– Dezoito famílias de Camarate, Loures, num total de 45 adultos e 24 crianças, foram hoje reencaminhadas para uma zona de concentração e apoio à população, devido a danos nas habitações causados pelo mau tempo.
Numa nota divulgada hoje à noite, a Câmara Municipal de Loures informou que acompanha em permanência a situação no Bairro São Benedito, em Camarate, e que foi preciso “interditar o acesso a um número alargado de habitações”.
O comandante nacional da Proteção Civil, Mário Silvestre, já tinha dito hoje, num balanço sobre o mau tempo, que na vila de Camarate, no concelho de Loures (distrito de Lisboa), um movimento de terras causou danos em várias habitações, tendo admitido a necessidade de terem de ser retiradas cerca de 70 pessoas.
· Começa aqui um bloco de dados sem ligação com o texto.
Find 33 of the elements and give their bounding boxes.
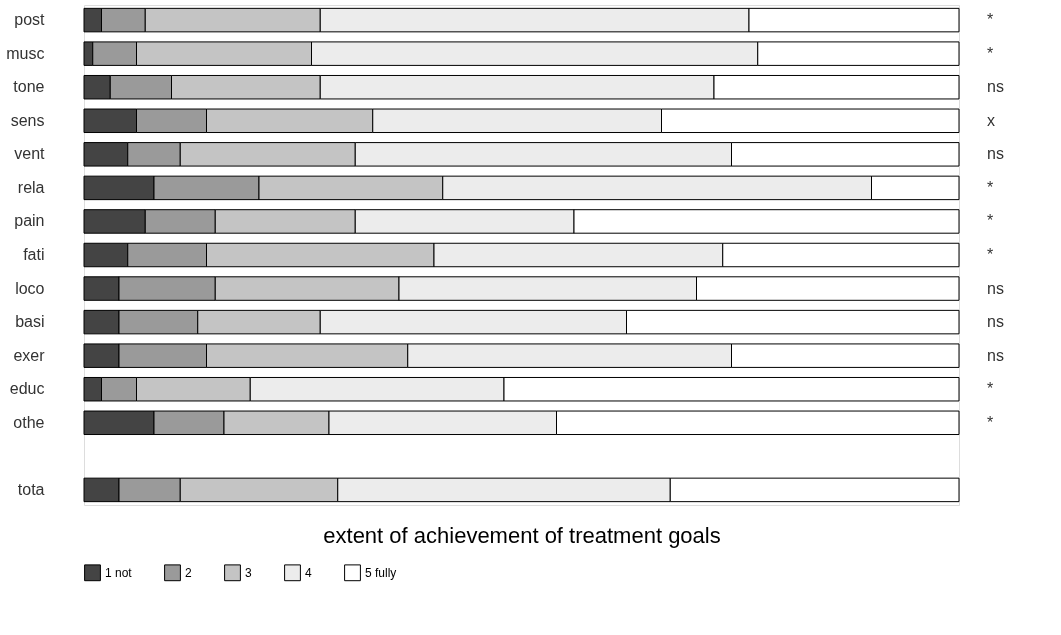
y-tick-label: sens <box>10 111 45 129</box>
y-tick-label: musc <box>6 44 45 62</box>
y-tick-label: othe <box>13 413 45 431</box>
legend-label: 5 fully <box>365 565 397 580</box>
text: * <box>987 11 994 29</box>
y-tick-label: tota <box>17 480 45 498</box>
text: ns <box>987 78 1004 96</box>
x-axis-title: extent of achievement of treatment goals <box>323 522 721 548</box>
text: * <box>987 246 994 263</box>
text: x <box>987 111 995 129</box>
y-tick-label: rela <box>17 178 45 196</box>
text: * <box>987 212 994 230</box>
legend-label: 4 <box>305 565 312 580</box>
text: ns <box>987 145 1004 163</box>
y-tick-label: vent <box>14 145 46 163</box>
text: ns <box>987 279 1004 297</box>
text: * <box>987 413 994 431</box>
legend-label: 1 not <box>105 565 133 580</box>
y-tick-label: exer <box>13 346 46 364</box>
y-tick-label: educ <box>9 380 45 398</box>
text: ns <box>987 313 1004 331</box>
text: * <box>987 380 994 398</box>
y-tick-label: tone <box>13 78 45 96</box>
y-tick-label: basi <box>15 313 45 331</box>
y-tick-label: pain <box>14 212 45 230</box>
text: * <box>987 44 994 62</box>
legend-label: 3 <box>245 565 252 580</box>
legend-label: 2 <box>185 565 192 580</box>
y-tick-label: loco <box>15 279 45 297</box>
y-tick-label: fati <box>23 246 45 263</box>
text: ns <box>987 346 1004 364</box>
y-tick-label: post <box>14 11 46 29</box>
text: * <box>987 178 994 196</box>
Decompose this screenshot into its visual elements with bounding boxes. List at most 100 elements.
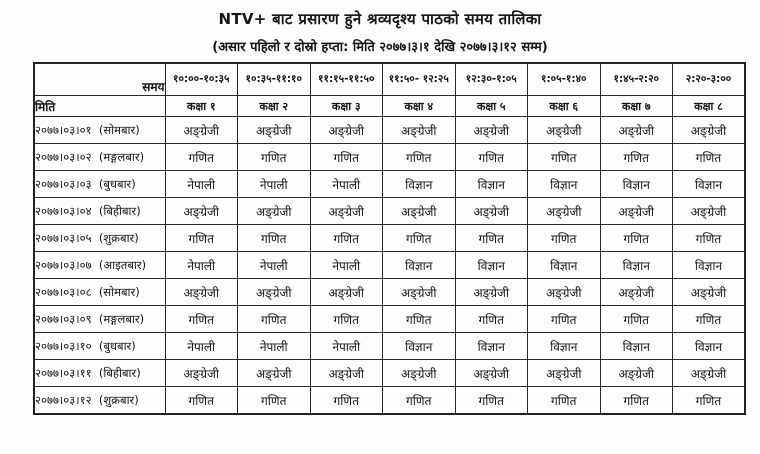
subject-cell: अङ्ग्रेजी xyxy=(672,116,746,144)
subject-cell: अङ्ग्रेजी xyxy=(599,116,673,144)
subject-cell: विज्ञान xyxy=(599,251,673,279)
subject-cell: विज्ञान xyxy=(527,332,601,360)
date-value: २०७७।०३।१२ xyxy=(35,392,92,407)
time-header-cell: १:४५-२:२० xyxy=(599,62,673,96)
subject-cell: अङ्ग्रेजी xyxy=(382,278,456,306)
subject-cell: गणित xyxy=(672,224,746,252)
subject-cell: गणित xyxy=(527,305,601,333)
table-row: २०७७।०३।०७ (आइतबार) नेपाली नेपाली नेपाली विज… xyxy=(33,251,746,279)
subject-cell: गणित xyxy=(237,224,311,252)
date-cell: २०७७।०३।०८ (सोमबार) xyxy=(33,278,166,306)
subject-cell: गणित xyxy=(164,386,238,415)
subject-cell: अङ्ग्रेजी xyxy=(164,116,238,144)
subject-cell: विज्ञान xyxy=(599,332,673,360)
table-row: २०७७।०३।०२ (मङ्गलबार) गणित गणित गणित गणित गणि… xyxy=(33,143,746,171)
subject-cell: अङ्ग्रेजी xyxy=(237,116,311,144)
subject-cell: गणित xyxy=(382,224,456,252)
subject-cell: अङ्ग्रेजी xyxy=(454,359,528,387)
date-value: २०७७।०३।०२ xyxy=(35,149,92,164)
day-value: (बिहीबार) xyxy=(98,365,141,380)
subject-cell: गणित xyxy=(309,143,383,171)
time-header-cell: ११:१५-११:५० xyxy=(309,62,383,96)
subject-cell: गणित xyxy=(454,305,528,333)
subject-cell: अङ्ग्रेजी xyxy=(527,278,601,306)
subject-cell: नेपाली xyxy=(237,251,311,279)
day-value: (सोमबार) xyxy=(98,122,140,137)
date-cell: २०७७।०३।०३ (बुधबार) xyxy=(33,170,166,198)
subject-cell: अङ्ग्रेजी xyxy=(164,197,238,225)
subject-cell: अङ्ग्रेजी xyxy=(309,278,383,306)
subject-cell: अङ्ग्रेजी xyxy=(309,359,383,387)
date-cell: २०७७।०३।१२ (शुक्रबार) xyxy=(33,386,166,415)
subject-cell: नेपाली xyxy=(164,170,238,198)
table-row: २०७७।०३।०४ (बिहीबार) अङ्ग्रेजी अङ्ग्रेजी अङ… xyxy=(33,197,746,225)
time-corner-label: समय xyxy=(33,62,166,96)
day-value: (बिहीबार) xyxy=(98,203,141,218)
subject-cell: अङ्ग्रेजी xyxy=(599,278,673,306)
subject-cell: गणित xyxy=(382,305,456,333)
table-row: २०७७।०३।०५ (शुक्रबार) गणित गणित गणित गणित गणि… xyxy=(33,224,746,252)
subject-cell: अङ्ग्रेजी xyxy=(672,359,746,387)
date-value: २०७७।०३।०५ xyxy=(35,230,92,245)
day-value: (शुक्रबार) xyxy=(98,392,139,407)
table-row: २०७७।०३।०१ (सोमबार) अङ्ग्रेजी अङ्ग्रेजी अङ्… xyxy=(33,116,746,144)
subject-cell: नेपाली xyxy=(237,332,311,360)
subject-cell: विज्ञान xyxy=(672,251,746,279)
date-value: २०७७।०३।०४ xyxy=(35,203,92,218)
table-row: २०७७।०३।०८ (सोमबार) अङ्ग्रेजी अङ्ग्रेजी अङ्… xyxy=(33,278,746,306)
subject-cell: अङ्ग्रेजी xyxy=(527,359,601,387)
date-value: २०७७।०३।०३ xyxy=(35,176,92,191)
subject-cell: गणित xyxy=(672,305,746,333)
date-value: २०७७।०३।०१ xyxy=(35,122,92,137)
time-header-cell: १२:३०-१:०५ xyxy=(454,62,528,96)
subject-cell: गणित xyxy=(527,224,601,252)
date-cell: २०७७।०३।०७ (आइतबार) xyxy=(33,251,166,279)
subject-cell: गणित xyxy=(309,386,383,415)
subject-cell: अङ्ग्रेजी xyxy=(237,359,311,387)
subject-cell: अङ्ग्रेजी xyxy=(672,278,746,306)
subject-cell: अङ्ग्रेजी xyxy=(237,197,311,225)
date-value: २०७७।०३।०९ xyxy=(35,311,92,326)
subject-cell: अङ्ग्रेजी xyxy=(164,359,238,387)
day-value: (मङ्गलबार) xyxy=(98,149,145,164)
subject-cell: गणित xyxy=(454,224,528,252)
page-subtitle: (असार पहिलो र दोस्रो हप्ता: मिति २०७७।३।… xyxy=(212,40,548,55)
subject-cell: अङ्ग्रेजी xyxy=(309,197,383,225)
subject-cell: विज्ञान xyxy=(382,332,456,360)
subject-cell: अङ्ग्रेजी xyxy=(454,116,528,144)
subject-cell: गणित xyxy=(454,143,528,171)
date-cell: २०७७।०३।०५ (शुक्रबार) xyxy=(33,224,166,252)
timetable: समय १०:००-१०:३५ १०:३५-११:१० ११:१५-११:५० ११:५… xyxy=(33,62,746,415)
subject-cell: विज्ञान xyxy=(382,170,456,198)
date-cell: २०७७।०३।११ (बिहीबार) xyxy=(33,359,166,387)
subject-cell: अङ्ग्रेजी xyxy=(382,116,456,144)
subject-cell: अङ्ग्रेजी xyxy=(309,116,383,144)
time-header-cell: १०:३५-११:१० xyxy=(237,62,311,96)
subject-cell: गणित xyxy=(382,143,456,171)
page-title: NTV+ बाट प्रसारण हुने श्रव्यदृश्य पाठको … xyxy=(218,10,542,28)
subject-cell: विज्ञान xyxy=(599,170,673,198)
subject-cell: गणित xyxy=(527,386,601,415)
table-row: २०७७।०३।०३ (बुधबार) नेपाली नेपाली नेपाली विज… xyxy=(33,170,746,198)
subject-cell: नेपाली xyxy=(164,251,238,279)
class-header-cell: कक्षा ५ xyxy=(454,95,528,117)
date-cell: २०७७।०३।१० (बुधबार) xyxy=(33,332,166,360)
subject-cell: अङ्ग्रेजी xyxy=(382,197,456,225)
subject-cell: विज्ञान xyxy=(527,251,601,279)
day-value: (बुधबार) xyxy=(98,338,136,353)
date-corner-label: मिति xyxy=(33,95,166,117)
subject-cell: गणित xyxy=(237,305,311,333)
date-value: २०७७।०३।०७ xyxy=(35,257,92,272)
date-value: २०७७।०३।११ xyxy=(35,365,92,380)
date-cell: २०७७।०३।०२ (मङ्गलबार) xyxy=(33,143,166,171)
subject-cell: विज्ञान xyxy=(454,251,528,279)
subject-cell: नेपाली xyxy=(309,251,383,279)
subject-cell: गणित xyxy=(382,386,456,415)
table-row: २०७७।०३।११ (बिहीबार) अङ्ग्रेजी अङ्ग्रेजी अङ… xyxy=(33,359,746,387)
subject-cell: अङ्ग्रेजी xyxy=(382,359,456,387)
subject-cell: विज्ञान xyxy=(382,251,456,279)
table-row: २०७७।०३।१० (बुधबार) नेपाली नेपाली नेपाली विज… xyxy=(33,332,746,360)
subject-cell: गणित xyxy=(237,143,311,171)
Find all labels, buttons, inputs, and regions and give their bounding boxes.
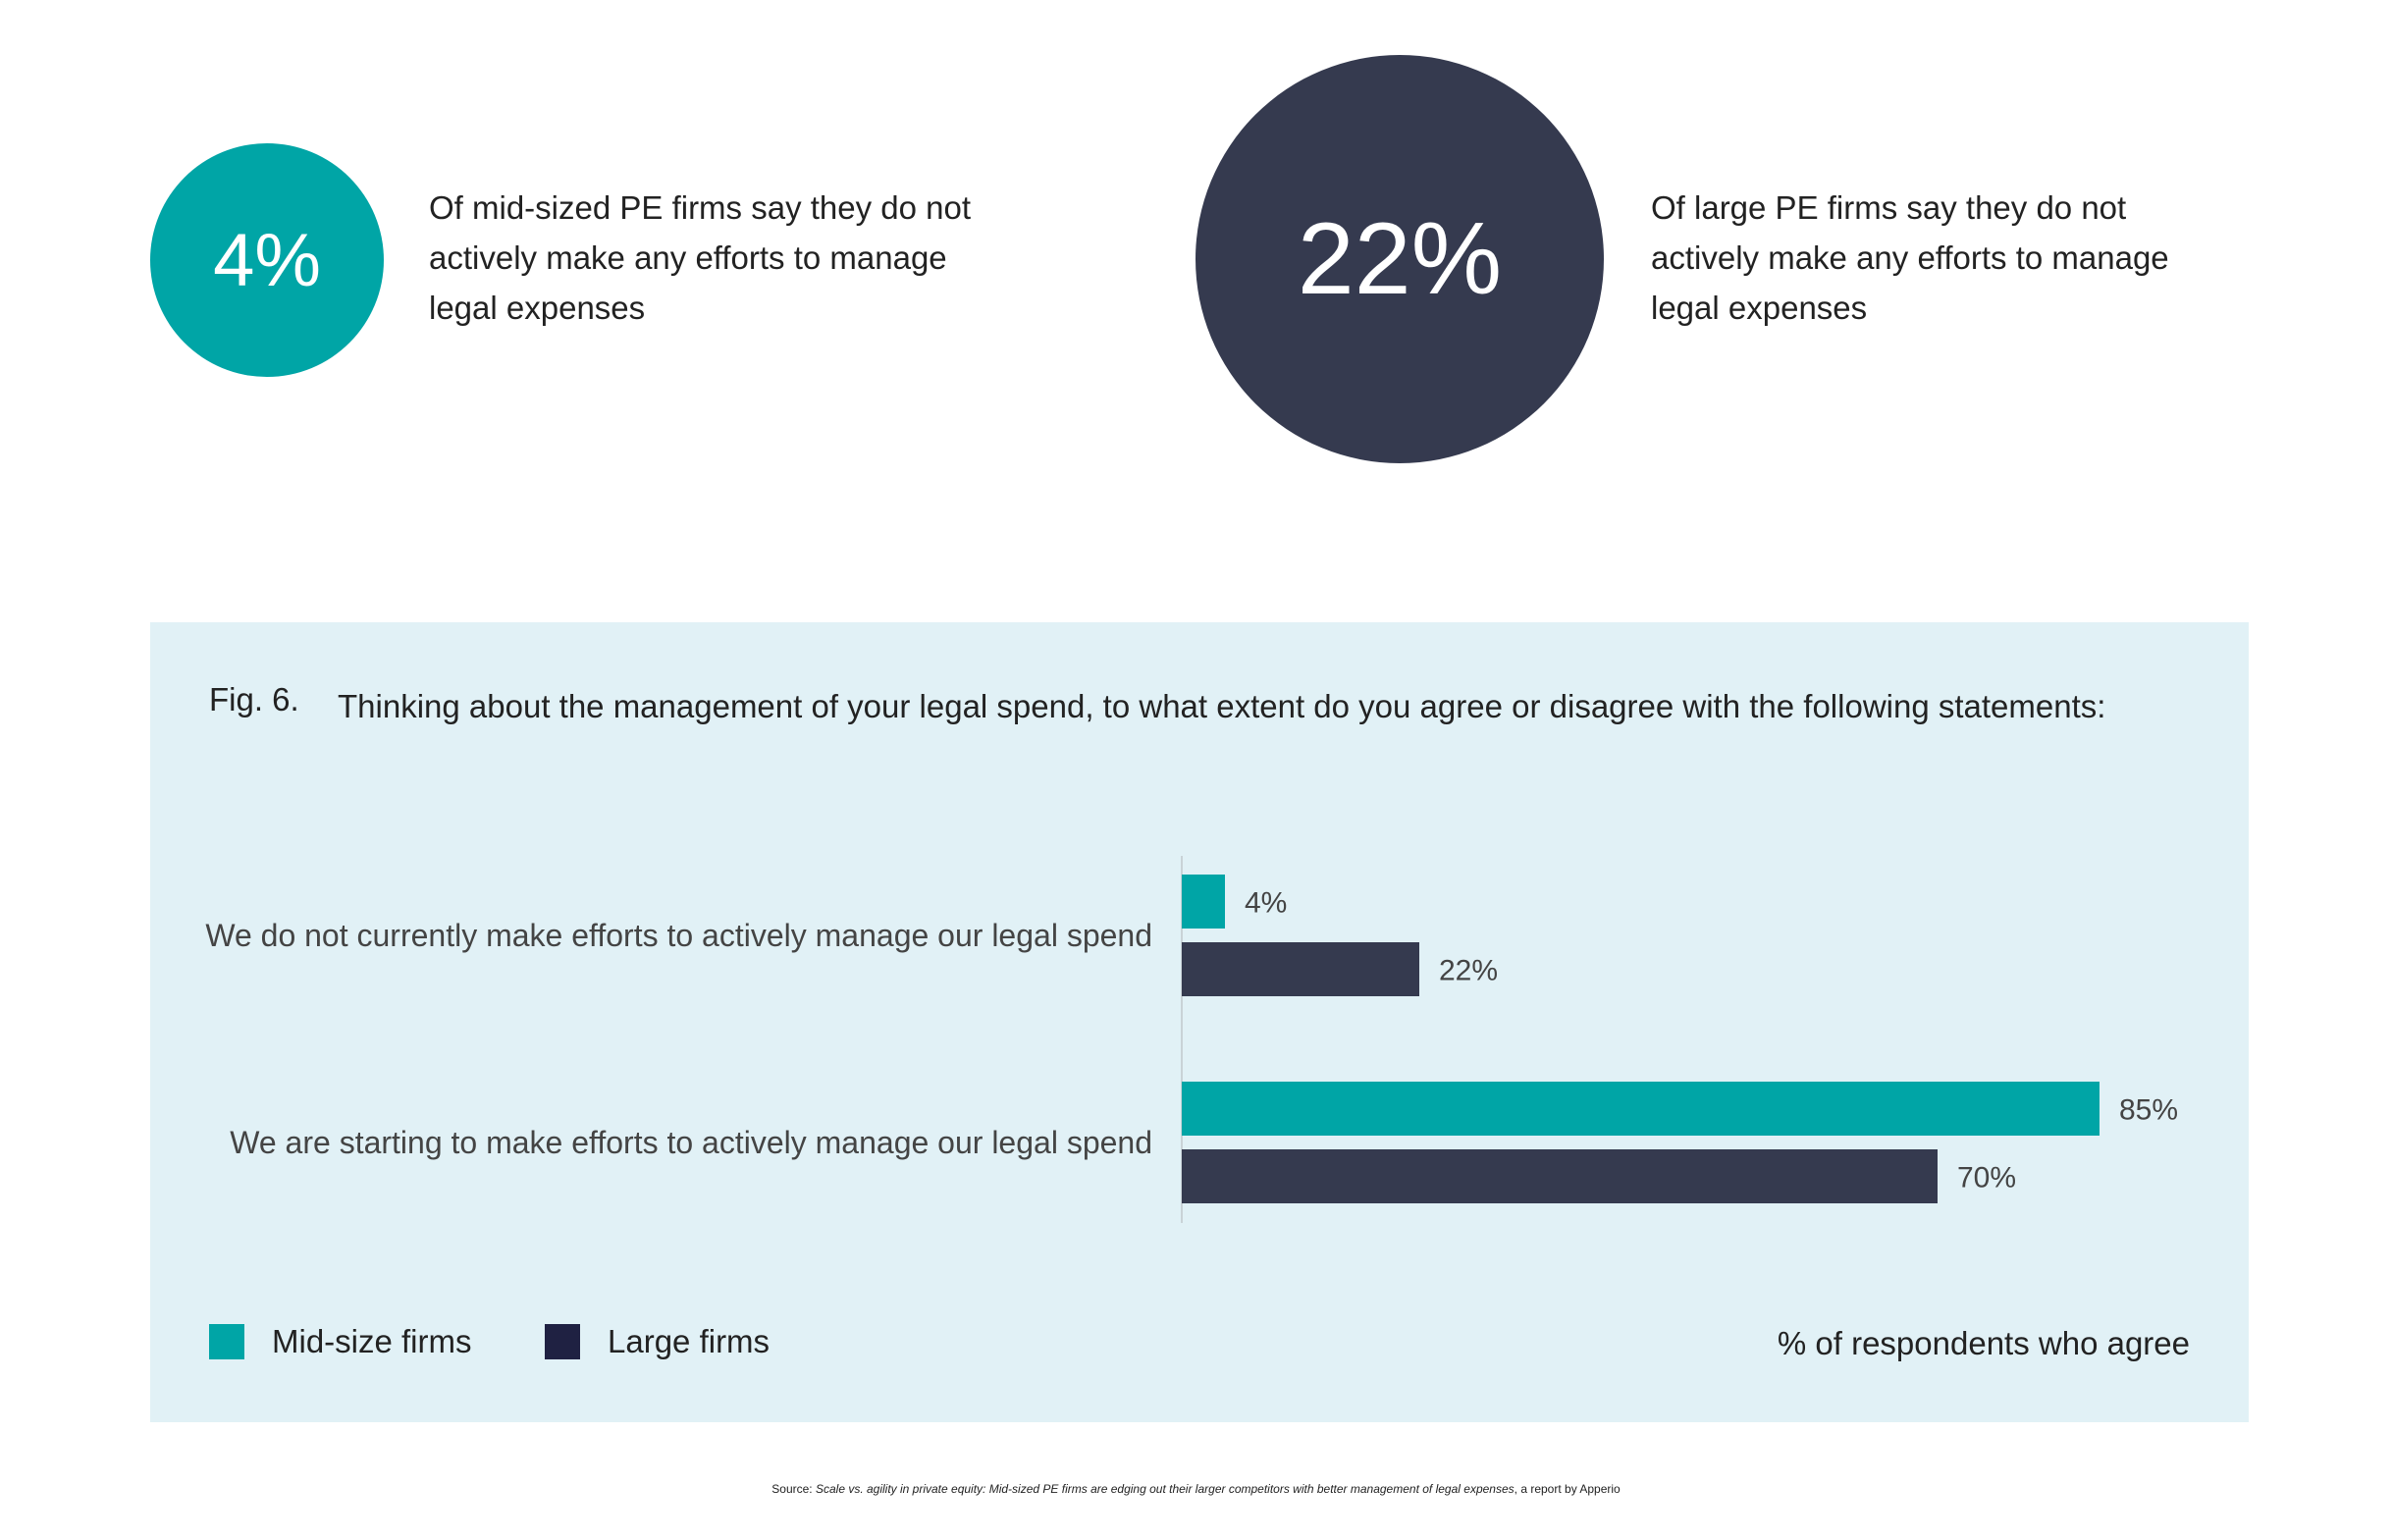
stat-mid-description: Of mid-sized PE firms say they do not ac…	[429, 189, 972, 326]
legend-swatch-mid	[209, 1324, 244, 1359]
bar-large	[1182, 1149, 1938, 1203]
bar-chart: We do not currently make efforts to acti…	[205, 856, 2178, 1223]
figure-panel: Fig. 6. Thinking about the management of…	[150, 622, 2249, 1422]
legend-item-mid: Mid-size firms	[209, 1323, 472, 1360]
source-title: Scale vs. agility in private equity: Mid…	[815, 1482, 1515, 1496]
source-prefix: Source:	[771, 1482, 816, 1496]
figure-label: Fig. 6.	[209, 681, 299, 717]
stat-large-description: Of large PE firms say they do not active…	[1651, 189, 2169, 326]
bar-value-label: 22%	[1439, 955, 1498, 987]
bar-large	[1182, 942, 1419, 996]
bar-value-label: 70%	[1957, 1162, 2016, 1195]
figure-title: Thinking about the management of your le…	[338, 688, 2106, 724]
category-label: We do not currently make efforts to acti…	[205, 918, 1152, 953]
stat-circle-mid: 4%	[150, 143, 384, 377]
stat-large-value: 22%	[1297, 201, 1503, 316]
bar-value-label: 4%	[1245, 887, 1287, 920]
bar-mid	[1182, 875, 1225, 929]
legend-swatch-large	[545, 1324, 580, 1359]
legend-label-mid: Mid-size firms	[272, 1323, 472, 1359]
stat-mid-value: 4%	[213, 218, 321, 302]
legend-label-large: Large firms	[608, 1323, 771, 1359]
source-note: Source: Scale vs. agility in private equ…	[0, 1482, 2392, 1496]
bar-mid	[1182, 1082, 2100, 1136]
bar-value-label: 85%	[2119, 1094, 2178, 1127]
axis-note: % of respondents who agree	[1777, 1325, 2190, 1361]
stat-circle-large: 22%	[1196, 55, 1604, 463]
source-suffix: , a report by Apperio	[1514, 1482, 1621, 1496]
category-label: We are starting to make efforts to activ…	[230, 1125, 1152, 1160]
legend-item-large: Large firms	[545, 1323, 770, 1360]
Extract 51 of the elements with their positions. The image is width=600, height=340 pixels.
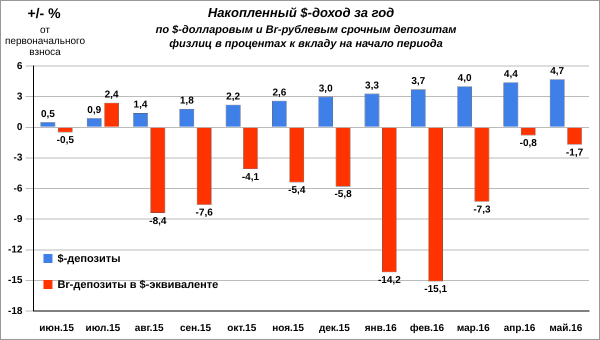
x-tick-label: окт.15 (227, 322, 257, 334)
x-tick-label: май.16 (549, 322, 583, 334)
y-tick-label: -15 (8, 275, 23, 286)
chart-subtitle: по $-долларовым и Br-рублевым срочным депозитам физлиц в процентах к вкладу на начало периода (154, 23, 458, 51)
x-tick-label: авг.15 (134, 322, 164, 334)
x-tick-label: июн.15 (39, 322, 74, 334)
y-tick-label: -6 (14, 183, 23, 194)
y-tick-label: 3 (16, 91, 23, 102)
x-tick-label: янв.16 (364, 322, 398, 334)
data-label: -7,3 (473, 204, 491, 216)
y-tick-label: -3 (14, 152, 23, 164)
data-label: -5,8 (334, 189, 352, 200)
x-tick-label: дек.15 (318, 322, 350, 334)
y-tick-label: 6 (16, 60, 23, 72)
data-label: -0,8 (520, 138, 538, 150)
y-axis-title: +/- % (26, 5, 62, 21)
data-label: -7,6 (196, 208, 214, 219)
data-label: 3,7 (411, 76, 426, 88)
data-label: 3,0 (318, 83, 334, 94)
x-tick-label: сен.15 (180, 322, 212, 334)
data-label: 2,2 (226, 92, 240, 103)
data-label: 4,0 (458, 73, 472, 84)
data-label: 3,3 (365, 80, 380, 92)
data-label: -14,2 (378, 274, 402, 286)
data-label: 0,9 (87, 104, 102, 116)
y-tick-label: 0 (16, 122, 23, 133)
x-tick-label: ноя.15 (272, 322, 304, 334)
legend-label: Br-депозиты в $-эквиваленте (57, 279, 218, 292)
x-tick-label: июл.15 (86, 322, 121, 334)
x-tick-label: фев.16 (410, 322, 445, 334)
x-tick-label: мар.16 (456, 322, 490, 334)
data-label: 1,4 (134, 100, 148, 111)
y-tick-label: -18 (8, 306, 23, 317)
data-label: -1,7 (566, 147, 584, 158)
data-label: 1,8 (180, 96, 194, 107)
data-label: -15,1 (424, 284, 448, 296)
data-label: 2,4 (104, 90, 119, 100)
data-label: -0,5 (56, 135, 74, 146)
data-label: -8,4 (149, 216, 167, 227)
data-label: -4,1 (242, 172, 260, 183)
legend-label: $-депозиты (57, 253, 121, 266)
data-label: 2,6 (272, 87, 287, 98)
chart-title: Накопленный $-доход за год (206, 5, 396, 20)
y-tick-label: -12 (8, 244, 23, 256)
text: от первоначального взноса (4, 25, 86, 58)
data-label: 4,4 (504, 69, 518, 80)
data-label: 0,5 (40, 108, 56, 120)
x-tick-label: апр.16 (504, 322, 536, 334)
data-label: -5,4 (288, 185, 306, 196)
y-tick-label: -9 (14, 214, 23, 225)
data-label: 4,7 (550, 66, 565, 78)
A autarquia especificou, na nota, que a maioria dos agregados identificados encontrou solução provisória junto da rede familiar, tendo sido necessário encontrar resposta para os 18 agregados familiares.
E disse que, adicionalmente, um casal de idosos foi encaminhado para uma estrutura residencial “adequada às suas necessidades” e duas famílias foram encaminhadas para uma unidade hoteleira.
“Na próxima semana, está prevista a transferência dos munícipes que se encontram num pavilhão municipal para um outro espaço igualmente temporário”, indica a Câmara na nota, na qual se sublinha que as habitações em causa são ilegais e ficam “numa zona há muito identificada como insuscetível de reconversão urbanística e com risco para pessoas e bens”.
A situação, acrescenta, é do conhecimento das entidades e dos próprios moradores.
A Câmara de Loures diz no documento que já pediu, com caráter de urgência, uma reunião ao ministro das Infraestruturas e da Habitação, Miguel Pinto Luz, para encontrar soluções para as famílias.
Catorze pessoas morreram em Portugal desde a semana passada na sequência da passagem das depressões Kristin, Leonardo e Marta, que provocaram também muitas centenas de feridos e desalojados.
A destruição total ou parcial de casas, empresas e equipamentos, a queda de árvores e de estruturas, o fecho de estradas, escolas e serviços de transporte, e o corte de energia, água e comunicações, inundações e cheias são as principais consequências materiais do temporal.
As regiões Centro, Lisboa e Vale do Tejo e Alentejo são as mais afetadas.
O Governo prolongou a situação de calamidade até dia 15 para 68 concelhos e anunciou medidas de apoio até 2,5 mil milhões de euros.